Not only can Bond survive all this but he does it while smoking an insane amount of cigarettes after starting many of his days with bourbon and eggs for breakfast. Most mortals wouldn't be able to drag themselves into the office after a week of the James Bond diet, much less perform Olympian feats. But Bond's no mortal, and that's the fun of Devil May Care.

Unfortunately, the normally thoughtful Faulks gets a little careless with one character and plot point. J.D. Silver, an American spy in Tehran, Iran, turns out to be a double agent. Nothing wrong with that. Except for his motivation: He's being blackmailed because he's had some homosexual affairs. While people are blackmailed over sex all the time, it's unlikely, and maybe a bit irresponsible, to imply that some one would risk an all-out nuclear war just to keep his sexual identity closeted. The story is set 40 years ago, but to a reader in 2008 it seems a pretty thin rationale that's unintentionally offensive.
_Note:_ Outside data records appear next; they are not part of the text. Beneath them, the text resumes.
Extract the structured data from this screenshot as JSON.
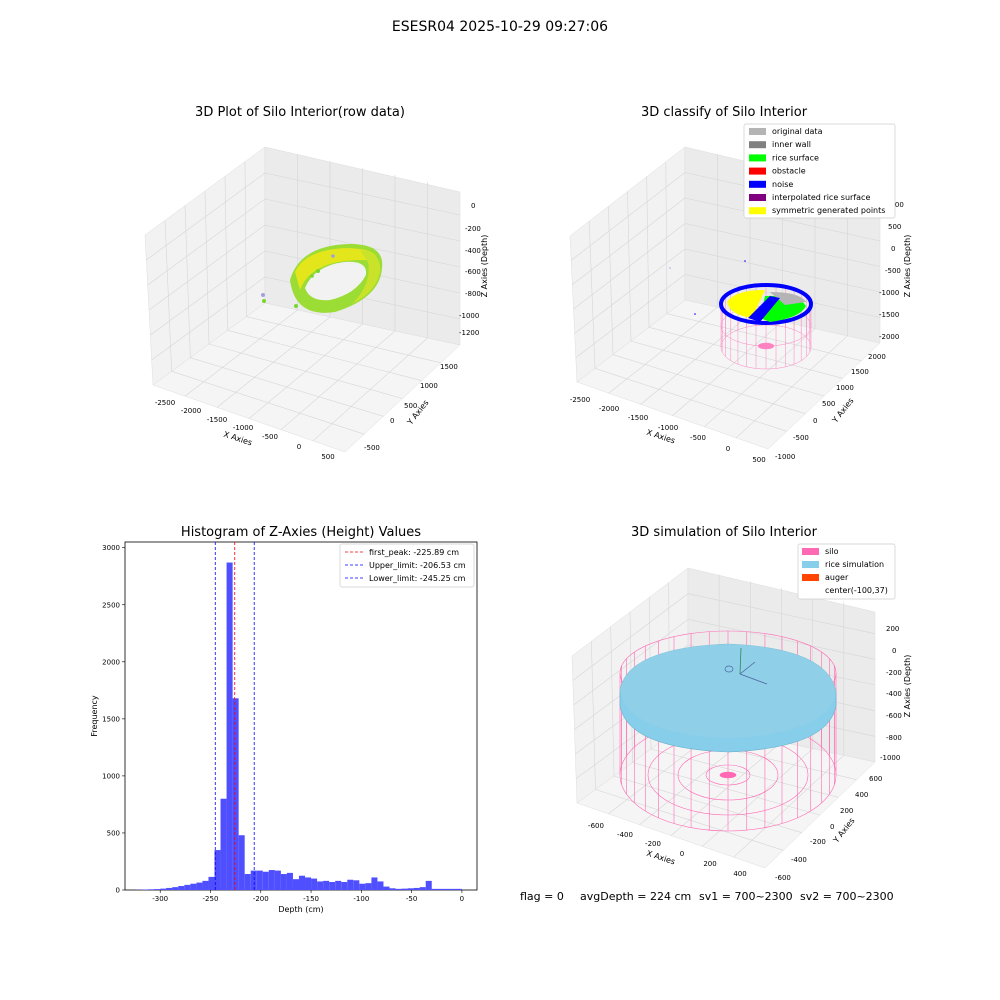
{
  "suptitle": "ESESR04 2025-10-29 09:27:06",
  "status_line": {
    "flag": "flag = 0",
    "avg_depth": "avgDepth = 224 cm",
    "sv1": "sv1 = 700~2300",
    "sv2": "sv2 = 700~2300"
  },
  "chart_data": [
    {
      "type": "scatter3d",
      "title": "3D Plot of Silo Interior(row data)",
      "xlabel": "X Axies",
      "ylabel": "Y Axies",
      "zlabel": "Z Axies (Depth)",
      "x_ticks": [
        "-2500",
        "-2000",
        "-1500",
        "-1000",
        "-500",
        "0",
        "500"
      ],
      "y_ticks": [
        "-500",
        "0",
        "500",
        "1000",
        "1500"
      ],
      "z_ticks": [
        "0",
        "-200",
        "-400",
        "-600",
        "-800",
        "-1000",
        "-1200"
      ],
      "grid": true,
      "colors": {
        "point_high": "#f5e000",
        "point_low": "#7ad62a"
      }
    },
    {
      "type": "scatter3d",
      "title": "3D classify of Silo Interior",
      "xlabel": "X Axies",
      "ylabel": "Y Axies",
      "zlabel": "Z Axies (Depth)",
      "x_ticks": [
        "-2500",
        "-2000",
        "-1500",
        "-1000",
        "-500",
        "0",
        "500"
      ],
      "y_ticks": [
        "-1000",
        "-500",
        "0",
        "500",
        "1000",
        "1500",
        "2000"
      ],
      "z_ticks": [
        "1000",
        "500",
        "0",
        "-500",
        "-1000",
        "-1500",
        "-2000"
      ],
      "legend_position": "upper-right",
      "legend": [
        {
          "label": "original data",
          "color": "#b4b4b4"
        },
        {
          "label": "inner wall",
          "color": "#808080"
        },
        {
          "label": "rice surface",
          "color": "#00ff00"
        },
        {
          "label": "obstacle",
          "color": "#ff0000"
        },
        {
          "label": "noise",
          "color": "#0000ff"
        },
        {
          "label": "interpolated rice surface",
          "color": "#800080"
        },
        {
          "label": "symmetric generated points",
          "color": "#ffff00"
        }
      ],
      "silo_color": "#ff69b4",
      "grid": true
    },
    {
      "type": "bar",
      "title": "Histogram of Z-Axies (Height) Values",
      "xlabel": "Depth (cm)",
      "ylabel": "Frequency",
      "xlim": [
        -335,
        15
      ],
      "ylim": [
        0,
        3050
      ],
      "x_ticks": [
        -300,
        -250,
        -200,
        -150,
        -100,
        -50,
        0
      ],
      "y_ticks": [
        0,
        500,
        1000,
        1500,
        2000,
        2500,
        3000
      ],
      "bar_color": "#4f4fff",
      "bin_width": 6,
      "bins_start": [
        -324,
        -318,
        -312,
        -306,
        -300,
        -294,
        -288,
        -282,
        -276,
        -270,
        -264,
        -258,
        -252,
        -246,
        -240,
        -234,
        -228,
        -222,
        -216,
        -210,
        -204,
        -198,
        -192,
        -186,
        -180,
        -174,
        -168,
        -162,
        -156,
        -150,
        -144,
        -138,
        -132,
        -126,
        -120,
        -114,
        -108,
        -102,
        -96,
        -90,
        -84,
        -78,
        -72,
        -66,
        -60,
        -54,
        -48,
        -42,
        -36,
        -30,
        -24,
        -18,
        -12,
        -6
      ],
      "values": [
        2,
        4,
        6,
        8,
        12,
        18,
        25,
        35,
        45,
        55,
        65,
        80,
        115,
        350,
        800,
        2870,
        1680,
        480,
        140,
        170,
        170,
        160,
        175,
        170,
        140,
        150,
        95,
        125,
        110,
        100,
        75,
        80,
        70,
        80,
        70,
        90,
        85,
        55,
        60,
        110,
        75,
        30,
        15,
        10,
        12,
        15,
        18,
        25,
        80,
        10,
        10,
        10,
        10,
        10
      ],
      "vlines": [
        {
          "label": "first_peak: -225.89 cm",
          "x": -225.89,
          "color": "#ff0000"
        },
        {
          "label": "Upper_limit: -206.53 cm",
          "x": -206.53,
          "color": "#0000ff"
        },
        {
          "label": "Lower_limit: -245.25 cm",
          "x": -245.25,
          "color": "#0000ff"
        }
      ],
      "legend_position": "upper-right"
    },
    {
      "type": "surface3d",
      "title": "3D simulation of Silo Interior",
      "xlabel": "X Axies",
      "ylabel": "Y Axies",
      "zlabel": "Z Axies (Depth)",
      "x_ticks": [
        "-600",
        "-400",
        "-200",
        "0",
        "200",
        "400"
      ],
      "y_ticks": [
        "-600",
        "-400",
        "-200",
        "0",
        "200",
        "400",
        "600"
      ],
      "z_ticks": [
        "200",
        "0",
        "-200",
        "-400",
        "-600",
        "-800",
        "-1000"
      ],
      "legend_position": "upper-right",
      "legend": [
        {
          "label": "silo",
          "color": "#ff69b4"
        },
        {
          "label": "rice simulation",
          "color": "#87ceeb"
        },
        {
          "label": "auger",
          "color": "#ff4500"
        },
        {
          "label": "center(-100,37)",
          "color": ""
        }
      ],
      "grid": true
    }
  ]
}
Everything else in Devil May Care is a delight. The over-the-top villain, the massive weapons, the grandiose plans and schemes, Bond's ability to bounce back from the most savage beatings, and the collisions and explosions are all on display. There's even some good combat advice: "Rather than cut the man's throat, Bond used the carotid takedown. Only eleven pounds of pressure to the carotid arteriesis necessary to stop bloodflow to the brain and, once the flow has stopped, the average person loses consciousness within ten seconds." Have to keep that one in mind.

Well done, Mr. Faulks. It is indeed good to see Bond back.